In your report on the recent county council elections in last week's issue you quote councillor Roger Croad as saying that the turnout of 27.1 per cent in Ivybridge had 'insulted the memory' of those who had fought for their right to vote.

'It is less than 100 years ago that people were dying for the right to participate in elections,' he declaimed, 'and now we have come down to this insult to their memory.'

Yet it is only a mere eight years since Cllr Croad succeeded in winning 2,115 of the 5,865 votes cast in Ivybridge in 2005, with turnout at a healthy 65.9 per cent. Four years later in 2009, the number turning out had fallen to 3,462 or 37.2 per cent of the electorate and, of those, 1,772 voted for Cllr Croad.

This year, Cllr Croad merely managed to attract 1,028 votes, far less than half the total he obtained only eight years previously, while the 27.1 per cent turnout in Ivybridge was noticeable lower than the average of 35.1 per cent across the South Hams.

Consequently, instead of choosing to chastise the electorate, Cllr Croad could question what it is he has done, or failed to do in the last eight years, that caused more than 1,000 people to stop voting for him.

Regardless of what might be going on at a national level, these were local elections that, had politicians managed to make their case, should have been decided on local issues.

However in the division in which I live, of the five candidates, none came to canvass me, and only one actually sent me an election address. I went to vote but, with no idea of why or for what almost any of them were standing, I spoilt my paper. If politicians can't make the effort to explain why they deserve our vote they can hardly expect voters to be any the less apathetic.

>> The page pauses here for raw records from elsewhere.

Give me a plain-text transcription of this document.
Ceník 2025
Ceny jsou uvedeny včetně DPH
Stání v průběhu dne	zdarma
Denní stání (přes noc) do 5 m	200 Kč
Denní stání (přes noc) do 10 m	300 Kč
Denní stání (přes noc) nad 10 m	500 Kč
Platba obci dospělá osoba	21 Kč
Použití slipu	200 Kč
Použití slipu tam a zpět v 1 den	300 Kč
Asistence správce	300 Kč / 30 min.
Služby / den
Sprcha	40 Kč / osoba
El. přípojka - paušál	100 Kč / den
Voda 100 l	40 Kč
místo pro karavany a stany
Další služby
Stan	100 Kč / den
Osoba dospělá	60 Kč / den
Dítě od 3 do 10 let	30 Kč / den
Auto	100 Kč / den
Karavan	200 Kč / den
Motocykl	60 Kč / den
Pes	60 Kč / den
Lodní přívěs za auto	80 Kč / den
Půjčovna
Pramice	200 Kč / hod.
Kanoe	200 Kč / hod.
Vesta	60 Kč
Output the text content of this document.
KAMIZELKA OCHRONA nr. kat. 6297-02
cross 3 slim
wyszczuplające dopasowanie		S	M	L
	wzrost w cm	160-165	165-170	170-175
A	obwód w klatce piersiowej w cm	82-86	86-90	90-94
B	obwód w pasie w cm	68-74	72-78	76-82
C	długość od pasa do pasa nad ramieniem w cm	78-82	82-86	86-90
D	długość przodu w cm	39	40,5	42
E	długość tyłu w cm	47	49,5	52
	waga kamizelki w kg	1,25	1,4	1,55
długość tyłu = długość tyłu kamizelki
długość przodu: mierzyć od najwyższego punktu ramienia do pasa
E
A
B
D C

Rather than accuse the citizens of Ivybridge of insulting the memory of the dead, Cllr Croad might like to ponder the suggestion so aptly made in Rear View Mirror in the same issue: 'Conservative, Labour and Liberals all need to take a hard look at themselves if they want to survive to fight another day.'

l We should point that in 2005, local elections were held on the same day as the general election. This may account for the discrepency in the turnout figures.